La justice tunisienne n'a toujours pas rendu son verdict dans le procès du doyen d'une faculté de Tunis, jugé pour avoir agressé une étudiante en niqab. La décision du tribunal de première instance de la Manouba (ouest de Tunis) était attendue pour le 17 janvier 2013. Habib Kazdaghli, responsable de la faculté des lettres, des arts et des humanités de la Manouba, a comparu le 3 janvier devant le juge .
«Je suis serein et confiant que la magistrature rendra justice à l'université», a-t-il déclaré en sortant de la salle d'audience devant laquelle des militants des droits de l'homme tunisiens et étrangers et responsables politiques s'étaient massés. «Nous défendons l'Etat de droit et les institutions», a ajouté cet homme de gauche soutenu par les syndicats universitaires et l'opposition. Il a dénoncé son procès comme «une vaine tentative de mettre à genoux les universitaires et de miner le fonctionnement démocratique de l'Université».

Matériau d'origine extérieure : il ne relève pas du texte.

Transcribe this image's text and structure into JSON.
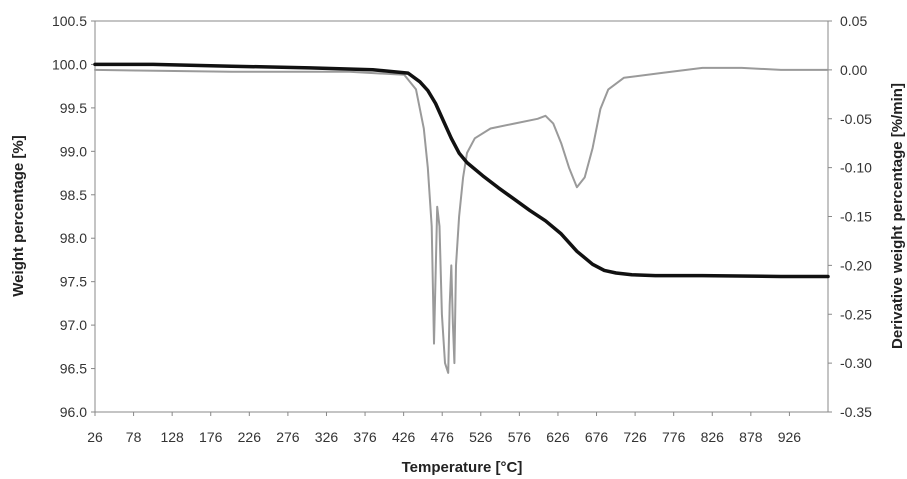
{
  "chart_data": {
    "type": "line",
    "title": "",
    "xlabel": "Temperature [°C]",
    "ylabel": "Weight percentage [%]",
    "y2label": "Derivative weight percentage [%/min]",
    "xlim": [
      26,
      960
    ],
    "ylim": [
      96.0,
      100.5
    ],
    "y2lim": [
      -0.35,
      0.05
    ],
    "x_ticks": [
      "26",
      "78",
      "128",
      "176",
      "226",
      "276",
      "326",
      "376",
      "426",
      "476",
      "526",
      "576",
      "626",
      "676",
      "726",
      "776",
      "826",
      "878",
      "926"
    ],
    "y_ticks": [
      "100.5",
      "100.0",
      "99.5",
      "99.0",
      "98.5",
      "98.0",
      "97.5",
      "97.0",
      "96.5",
      "96.0"
    ],
    "y2_ticks": [
      "0.05",
      "0.00",
      "-0.05",
      "-0.10",
      "-0.15",
      "-0.20",
      "-0.25",
      "-0.30",
      "-0.35"
    ],
    "grid": false,
    "legend": "none",
    "colors": {
      "weight": "#111111",
      "derivative": "#9a9a9a",
      "frame": "#888888"
    },
    "series": [
      {
        "axis": "left",
        "x": [
          26,
          100,
          200,
          300,
          380,
          425,
          440,
          450,
          460,
          470,
          480,
          490,
          500,
          520,
          540,
          560,
          580,
          600,
          620,
          640,
          660,
          675,
          690,
          710,
          740,
          800,
          900,
          960
        ],
        "y": [
          100.0,
          100.0,
          99.98,
          99.96,
          99.94,
          99.9,
          99.8,
          99.7,
          99.55,
          99.35,
          99.15,
          98.98,
          98.87,
          98.72,
          98.58,
          98.45,
          98.32,
          98.2,
          98.05,
          97.85,
          97.7,
          97.63,
          97.6,
          97.58,
          97.57,
          97.57,
          97.56,
          97.56
        ]
      },
      {
        "axis": "right",
        "x": [
          26,
          200,
          350,
          420,
          435,
          445,
          450,
          455,
          458,
          462,
          465,
          468,
          472,
          476,
          478,
          480,
          482,
          484,
          486,
          490,
          495,
          500,
          510,
          530,
          560,
          590,
          600,
          610,
          620,
          630,
          640,
          650,
          660,
          670,
          680,
          700,
          750,
          800,
          850,
          900,
          960
        ],
        "y": [
          0.0,
          -0.002,
          -0.002,
          -0.005,
          -0.02,
          -0.06,
          -0.1,
          -0.16,
          -0.28,
          -0.14,
          -0.16,
          -0.25,
          -0.3,
          -0.31,
          -0.24,
          -0.2,
          -0.26,
          -0.3,
          -0.2,
          -0.15,
          -0.11,
          -0.085,
          -0.07,
          -0.06,
          -0.055,
          -0.05,
          -0.047,
          -0.055,
          -0.075,
          -0.1,
          -0.12,
          -0.11,
          -0.08,
          -0.04,
          -0.02,
          -0.008,
          -0.003,
          0.002,
          0.002,
          0.0,
          0.0
        ]
      }
    ]
  }
}
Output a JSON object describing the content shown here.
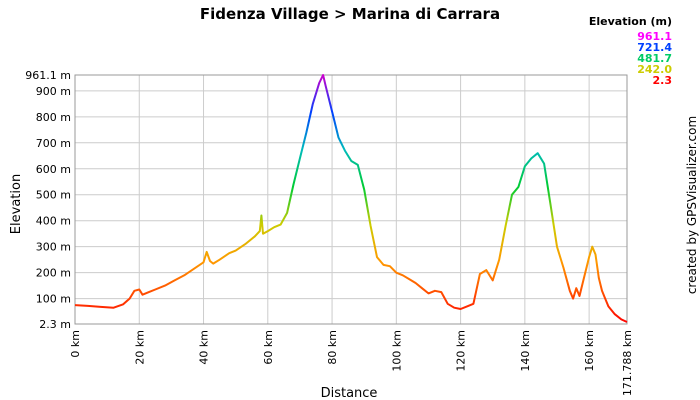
{
  "chart_data": {
    "type": "line",
    "title": "Fidenza Village > Marina di Carrara",
    "xlabel": "Distance",
    "ylabel": "Elevation",
    "xlim": [
      0,
      171.788
    ],
    "ylim": [
      2.3,
      961.1
    ],
    "x_unit": "km",
    "y_unit": "m",
    "x_ticks": [
      "0 km",
      "20 km",
      "40 km",
      "60 km",
      "80 km",
      "100 km",
      "120 km",
      "140 km",
      "160 km",
      "171.788 km"
    ],
    "x_tick_values": [
      0,
      20,
      40,
      60,
      80,
      100,
      120,
      140,
      160,
      171.788
    ],
    "y_ticks": [
      "2.3 m",
      "100 m",
      "200 m",
      "300 m",
      "400 m",
      "500 m",
      "600 m",
      "700 m",
      "800 m",
      "900 m",
      "961.1 m"
    ],
    "y_tick_values": [
      2.3,
      100,
      200,
      300,
      400,
      500,
      600,
      700,
      800,
      900,
      961.1
    ],
    "grid": true,
    "series": [
      {
        "x": [
          0,
          4,
          8,
          12,
          15,
          17,
          18.5,
          20,
          21,
          23,
          25,
          28,
          31,
          34,
          37,
          40,
          41,
          42,
          43,
          45,
          48,
          50,
          53,
          56,
          57.5,
          58,
          58.5,
          60,
          62,
          64,
          66,
          68,
          70,
          72,
          74,
          76,
          77.2,
          78,
          80,
          82,
          84,
          86,
          88,
          90,
          92,
          94,
          96,
          98,
          100,
          102,
          104,
          106,
          108,
          110,
          112,
          114,
          116,
          118,
          120,
          122,
          124,
          126,
          128,
          130,
          132,
          134,
          136,
          138,
          140,
          142,
          144,
          146,
          148,
          150,
          152,
          154,
          155,
          156,
          157,
          158,
          160,
          161,
          162,
          163,
          164,
          165,
          166,
          168,
          170,
          171.788
        ],
        "y": [
          75,
          72,
          68,
          65,
          78,
          100,
          130,
          135,
          115,
          125,
          135,
          150,
          170,
          190,
          215,
          240,
          280,
          245,
          235,
          250,
          275,
          285,
          310,
          340,
          360,
          420,
          350,
          360,
          375,
          385,
          430,
          540,
          640,
          740,
          850,
          930,
          961.1,
          920,
          820,
          720,
          670,
          630,
          615,
          520,
          380,
          260,
          230,
          225,
          200,
          190,
          175,
          160,
          140,
          120,
          130,
          125,
          80,
          65,
          60,
          70,
          80,
          195,
          210,
          170,
          250,
          380,
          500,
          530,
          610,
          640,
          660,
          620,
          460,
          300,
          220,
          130,
          100,
          140,
          110,
          160,
          260,
          300,
          270,
          180,
          130,
          100,
          70,
          40,
          20,
          10
        ]
      }
    ],
    "legend": {
      "title": "Elevation (m)",
      "placement": "top-right",
      "values": [
        "961.1",
        "721.4",
        "481.7",
        "242.0",
        "2.3"
      ],
      "colors": [
        "#ff00ff",
        "#0040ff",
        "#00cc66",
        "#cccc00",
        "#ff0000"
      ]
    },
    "credit": "created by GPSVisualizer.com",
    "grid_color": "#cccccc"
  }
}
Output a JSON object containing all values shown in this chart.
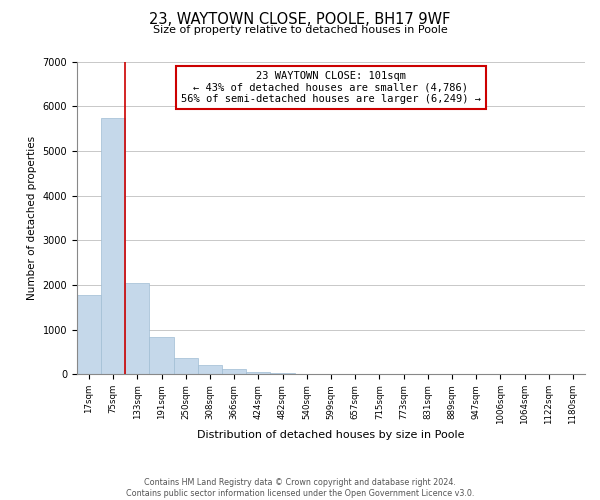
{
  "title": "23, WAYTOWN CLOSE, POOLE, BH17 9WF",
  "subtitle": "Size of property relative to detached houses in Poole",
  "xlabel": "Distribution of detached houses by size in Poole",
  "ylabel": "Number of detached properties",
  "bar_labels": [
    "17sqm",
    "75sqm",
    "133sqm",
    "191sqm",
    "250sqm",
    "308sqm",
    "366sqm",
    "424sqm",
    "482sqm",
    "540sqm",
    "599sqm",
    "657sqm",
    "715sqm",
    "773sqm",
    "831sqm",
    "889sqm",
    "947sqm",
    "1006sqm",
    "1064sqm",
    "1122sqm",
    "1180sqm"
  ],
  "bar_values": [
    1780,
    5730,
    2050,
    830,
    370,
    220,
    110,
    55,
    20,
    10,
    5,
    3,
    1,
    0,
    0,
    0,
    0,
    0,
    0,
    0,
    0
  ],
  "bar_color": "#c5d8ea",
  "bar_edge_color": "#a0bdd4",
  "property_line_color": "#cc0000",
  "property_line_x": 1.5,
  "annotation_title": "23 WAYTOWN CLOSE: 101sqm",
  "annotation_line1": "← 43% of detached houses are smaller (4,786)",
  "annotation_line2": "56% of semi-detached houses are larger (6,249) →",
  "annotation_box_color": "#ffffff",
  "annotation_box_edge": "#cc0000",
  "ylim": [
    0,
    7000
  ],
  "yticks": [
    0,
    1000,
    2000,
    3000,
    4000,
    5000,
    6000,
    7000
  ],
  "grid_color": "#c8c8c8",
  "background_color": "#ffffff",
  "footer_line1": "Contains HM Land Registry data © Crown copyright and database right 2024.",
  "footer_line2": "Contains public sector information licensed under the Open Government Licence v3.0."
}
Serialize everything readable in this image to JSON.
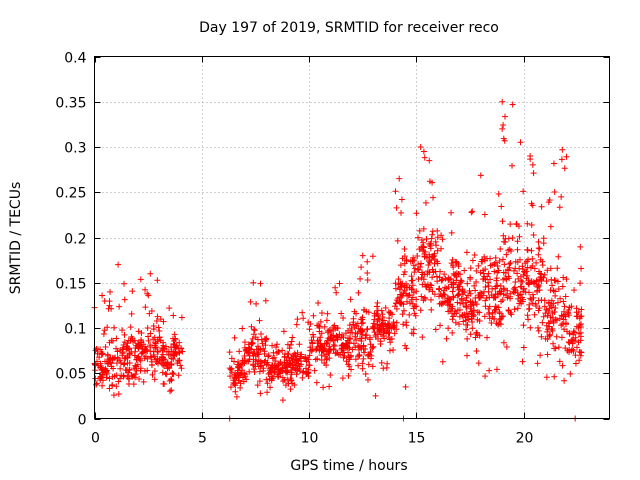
{
  "chart_data": {
    "type": "scatter",
    "title": "Day 197 of 2019, SRMTID for receiver reco",
    "xlabel": "GPS time / hours",
    "ylabel": "SRMTID / TECUs",
    "xlim": [
      0,
      24
    ],
    "ylim": [
      0,
      0.4
    ],
    "xticks": [
      0,
      5,
      10,
      15,
      20
    ],
    "xtick_labels": [
      "0",
      "5",
      "10",
      "15",
      "20"
    ],
    "yticks": [
      0,
      0.05,
      0.1,
      0.15,
      0.2,
      0.25,
      0.3,
      0.35,
      0.4
    ],
    "ytick_labels": [
      "0",
      "0.05",
      "0.1",
      "0.15",
      "0.2",
      "0.25",
      "0.3",
      "0.35",
      "0.4"
    ],
    "grid": true,
    "marker": "+",
    "color": "#ff0000",
    "series": [
      {
        "name": "SRMTID",
        "note": "Dense scatter of roughly 2000 observations; representative binned envelope (hour bins) plus notable outlier points",
        "hour_bins": [
          {
            "range": [
              0,
              1
            ],
            "low": 0.02,
            "typical": 0.06,
            "high": 0.14
          },
          {
            "range": [
              1,
              2
            ],
            "low": 0.02,
            "typical": 0.065,
            "high": 0.17
          },
          {
            "range": [
              2,
              3
            ],
            "low": 0.03,
            "typical": 0.075,
            "high": 0.16
          },
          {
            "range": [
              3,
              4.1
            ],
            "low": 0.03,
            "typical": 0.07,
            "high": 0.13
          },
          {
            "range": [
              6.3,
              7
            ],
            "low": 0.02,
            "typical": 0.05,
            "high": 0.1
          },
          {
            "range": [
              7,
              8
            ],
            "low": 0.025,
            "typical": 0.07,
            "high": 0.15
          },
          {
            "range": [
              8,
              9
            ],
            "low": 0.02,
            "typical": 0.055,
            "high": 0.1
          },
          {
            "range": [
              9,
              10
            ],
            "low": 0.02,
            "typical": 0.06,
            "high": 0.12
          },
          {
            "range": [
              10,
              11
            ],
            "low": 0.03,
            "typical": 0.08,
            "high": 0.13
          },
          {
            "range": [
              11,
              12
            ],
            "low": 0.035,
            "typical": 0.085,
            "high": 0.15
          },
          {
            "range": [
              12,
              13
            ],
            "low": 0.04,
            "typical": 0.085,
            "high": 0.18
          },
          {
            "range": [
              13,
              14
            ],
            "low": 0.045,
            "typical": 0.1,
            "high": 0.14
          },
          {
            "range": [
              14,
              15
            ],
            "low": 0.06,
            "typical": 0.14,
            "high": 0.27
          },
          {
            "range": [
              15,
              16
            ],
            "low": 0.08,
            "typical": 0.17,
            "high": 0.3
          },
          {
            "range": [
              16,
              17
            ],
            "low": 0.06,
            "typical": 0.14,
            "high": 0.23
          },
          {
            "range": [
              17,
              18
            ],
            "low": 0.05,
            "typical": 0.13,
            "high": 0.24
          },
          {
            "range": [
              18,
              19
            ],
            "low": 0.04,
            "typical": 0.14,
            "high": 0.27
          },
          {
            "range": [
              19,
              20
            ],
            "low": 0.05,
            "typical": 0.16,
            "high": 0.35
          },
          {
            "range": [
              20,
              21
            ],
            "low": 0.06,
            "typical": 0.15,
            "high": 0.29
          },
          {
            "range": [
              21,
              22
            ],
            "low": 0.04,
            "typical": 0.11,
            "high": 0.3
          },
          {
            "range": [
              22,
              22.7
            ],
            "low": 0.04,
            "typical": 0.09,
            "high": 0.19
          }
        ],
        "outliers": [
          {
            "x": 1.1,
            "y": 0.17
          },
          {
            "x": 2.6,
            "y": 0.16
          },
          {
            "x": 7.4,
            "y": 0.15
          },
          {
            "x": 12.5,
            "y": 0.18
          },
          {
            "x": 14.2,
            "y": 0.265
          },
          {
            "x": 15.2,
            "y": 0.3
          },
          {
            "x": 15.6,
            "y": 0.285
          },
          {
            "x": 19.0,
            "y": 0.35
          },
          {
            "x": 19.0,
            "y": 0.32
          },
          {
            "x": 20.3,
            "y": 0.29
          },
          {
            "x": 21.8,
            "y": 0.297
          },
          {
            "x": 13.1,
            "y": 0.025
          },
          {
            "x": 14.5,
            "y": 0.035
          },
          {
            "x": 6.3,
            "y": 0.0
          },
          {
            "x": 14.4,
            "y": 0.0
          },
          {
            "x": 22.4,
            "y": 0.0
          }
        ]
      }
    ]
  }
}
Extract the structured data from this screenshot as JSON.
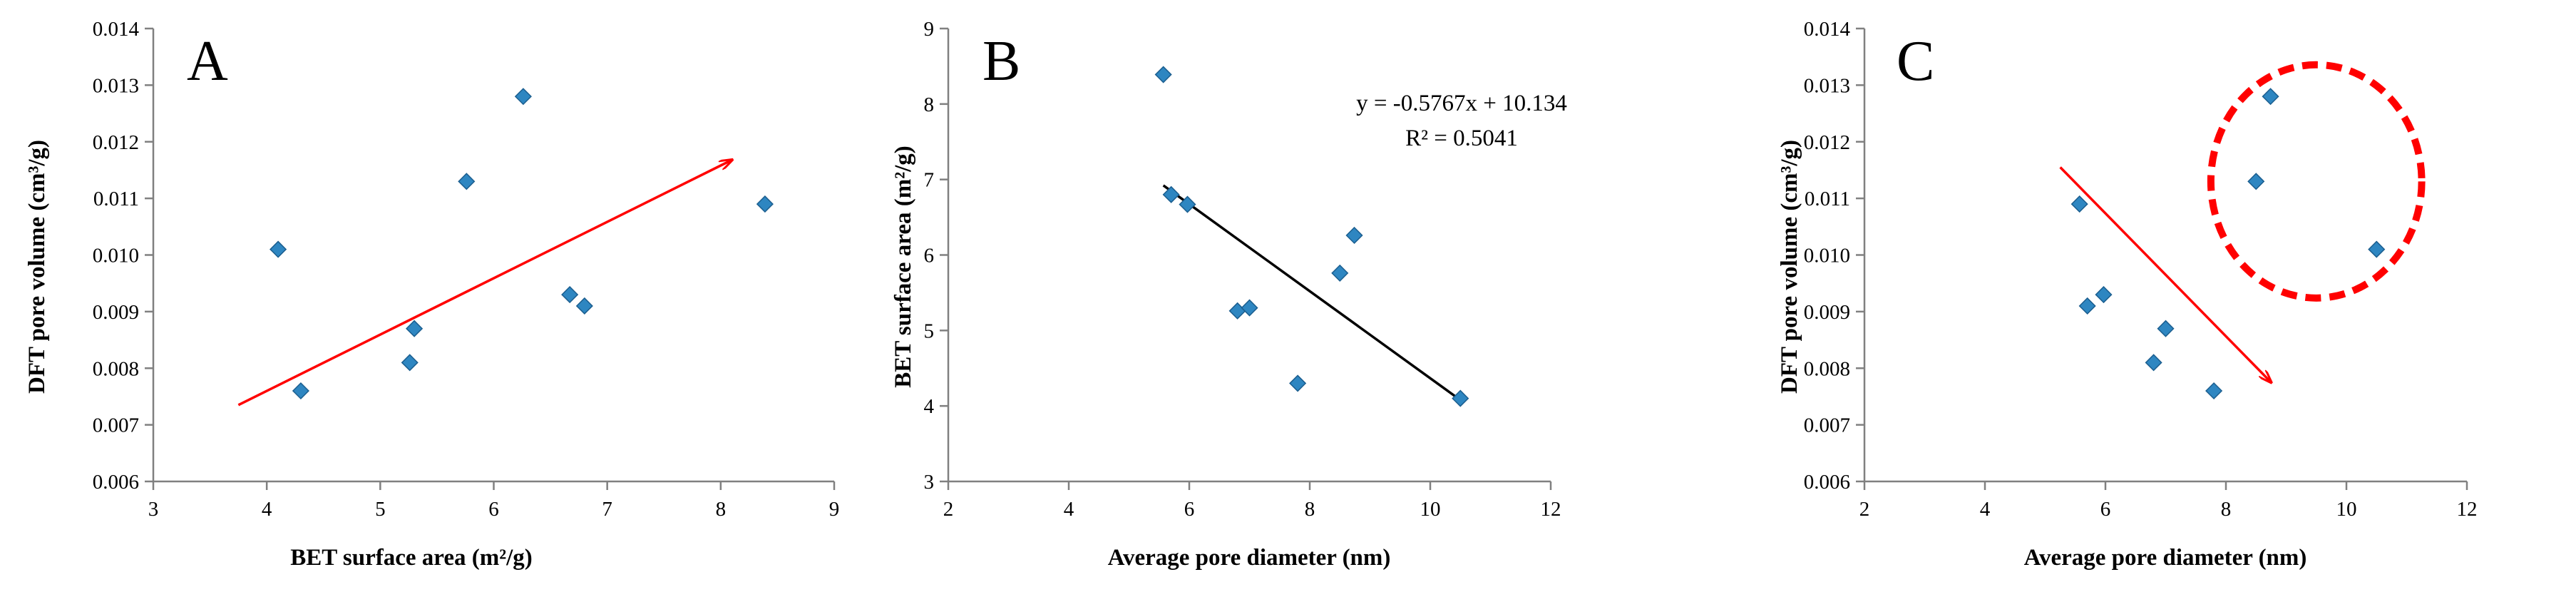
{
  "chart_data": [
    {
      "type": "scatter",
      "panel": "A",
      "xlabel": "BET surface area (m²/g)",
      "ylabel": "DFT pore volume (cm³/g)",
      "xlim": [
        3,
        9
      ],
      "ylim": [
        0.006,
        0.014
      ],
      "xticks": [
        "3",
        "4",
        "5",
        "6",
        "7",
        "8",
        "9"
      ],
      "yticks": [
        "0.006",
        "0.007",
        "0.008",
        "0.009",
        "0.010",
        "0.011",
        "0.012",
        "0.013",
        "0.014"
      ],
      "points": [
        {
          "x": 4.1,
          "y": 0.0101
        },
        {
          "x": 4.3,
          "y": 0.0076
        },
        {
          "x": 5.26,
          "y": 0.0081
        },
        {
          "x": 5.3,
          "y": 0.0087
        },
        {
          "x": 5.76,
          "y": 0.0113
        },
        {
          "x": 6.26,
          "y": 0.0128
        },
        {
          "x": 6.67,
          "y": 0.0093
        },
        {
          "x": 6.8,
          "y": 0.0091
        },
        {
          "x": 8.39,
          "y": 0.0109
        }
      ],
      "arrow": {
        "from": [
          3.75,
          0.00735
        ],
        "to": [
          8.1,
          0.01168
        ],
        "color": "#ff0000"
      }
    },
    {
      "type": "scatter",
      "panel": "B",
      "xlabel": "Average pore diameter (nm)",
      "ylabel": "BET surface area (m²/g)",
      "xlim": [
        2,
        12
      ],
      "ylim": [
        3,
        9
      ],
      "xticks": [
        "2",
        "4",
        "6",
        "8",
        "10",
        "12"
      ],
      "yticks": [
        "3",
        "4",
        "5",
        "6",
        "7",
        "8",
        "9"
      ],
      "points": [
        {
          "x": 5.57,
          "y": 8.39
        },
        {
          "x": 5.7,
          "y": 6.8
        },
        {
          "x": 5.97,
          "y": 6.67
        },
        {
          "x": 6.8,
          "y": 5.26
        },
        {
          "x": 7.0,
          "y": 5.3
        },
        {
          "x": 7.8,
          "y": 4.3
        },
        {
          "x": 8.5,
          "y": 5.76
        },
        {
          "x": 8.74,
          "y": 6.26
        },
        {
          "x": 10.5,
          "y": 4.1
        }
      ],
      "trendline": {
        "slope": -0.5767,
        "intercept": 10.134,
        "x_range": [
          5.57,
          10.5
        ],
        "color": "#000000"
      },
      "equation": "y = -0.5767x + 10.134",
      "r_squared": "R² = 0.5041"
    },
    {
      "type": "scatter",
      "panel": "C",
      "xlabel": "Average pore diameter (nm)",
      "ylabel": "DFT pore volume (cm³/g)",
      "xlim": [
        2,
        12
      ],
      "ylim": [
        0.006,
        0.014
      ],
      "xticks": [
        "2",
        "4",
        "6",
        "8",
        "10",
        "12"
      ],
      "yticks": [
        "0.006",
        "0.007",
        "0.008",
        "0.009",
        "0.010",
        "0.011",
        "0.012",
        "0.013",
        "0.014"
      ],
      "points": [
        {
          "x": 5.57,
          "y": 0.0109
        },
        {
          "x": 5.7,
          "y": 0.0091
        },
        {
          "x": 5.97,
          "y": 0.0093
        },
        {
          "x": 6.8,
          "y": 0.0081
        },
        {
          "x": 7.0,
          "y": 0.0087
        },
        {
          "x": 7.8,
          "y": 0.0076
        },
        {
          "x": 8.5,
          "y": 0.0113
        },
        {
          "x": 8.74,
          "y": 0.0128
        },
        {
          "x": 10.5,
          "y": 0.0101
        }
      ],
      "arrow": {
        "from": [
          5.25,
          0.01155
        ],
        "to": [
          8.75,
          0.00775
        ],
        "color": "#ff0000"
      },
      "circle": {
        "cx": 9.5,
        "cy": 0.0113,
        "rx": 1.75,
        "ry": 0.00206,
        "color": "#ff0000",
        "style": "dashed"
      }
    }
  ],
  "panels": {
    "A": "A",
    "B": "B",
    "C": "C"
  },
  "colors": {
    "marker": "#2e86c1",
    "marker_edge": "#1b5e8f",
    "axis": "#808080",
    "annotation": "#ff0000",
    "trend": "#000000"
  }
}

Habib Kazdaghli, dont le procès a été reporté plusieurs fois depuis l'été, a été inculpé d'«acte de violence commis par un fonctionnaire dans l'exercice de ses fonctions». Il risque jusqu'à cinq ans de prison.
Les faits remontent au mois de mars 2012. Deux étudiantes portant le voile intégral avaient alors mis à sac son bureau, a expliqué l'universitaire. L'une d'entre elles, exclue de la faculté pour avoir porté le niqab en salle de cours, l'accuse de l'avoir giflée. Les deux étudiantes sont poursuivies dans ce même procès pour avoir attaqué le bureau du doyen, Un bras de fer oppose depuis 2011 la direction de cette faculté de 13.000 étudiants à la mouvance salafiste.
En fait, il semble qu'il n'y ait pas eu de gifle. Elle n'existe apparemment que «dans le constat médical versé au dossier par la partie plaignante, et contesté par les avocats de la défense», souligne la journaliste du Monde, Isabelle Mandraud, sur son blog.
Dans une interview à Jeune Afrique, Habib Kazdaghli demande avec humour: «Comment voulez-vous que je gifle une fille en niqab, on ne sait même pas où est sa joue !» Il n'hésite pas à parler d'une «opération orchestrée» et raconte comment il a été lâché par son ministre de tutelle. Pour lui, «cette affaire porte sur un choix de société ; la Manouba symbolise la modernité, les attaques ont ciblé le savoir, une tradition tunisienne de progrès et d’ouverture». Et d'ajouter: «Il faut noter que ceux qui ont ciblé la faculté sont les mêmes que l’on retrouve le 14 septembre durant l’attaque de l’ambassade américaine : ils tissent une toile. Mais leur projet sociétal est afghan, et il a par le passé été rejeté par la Tunisie».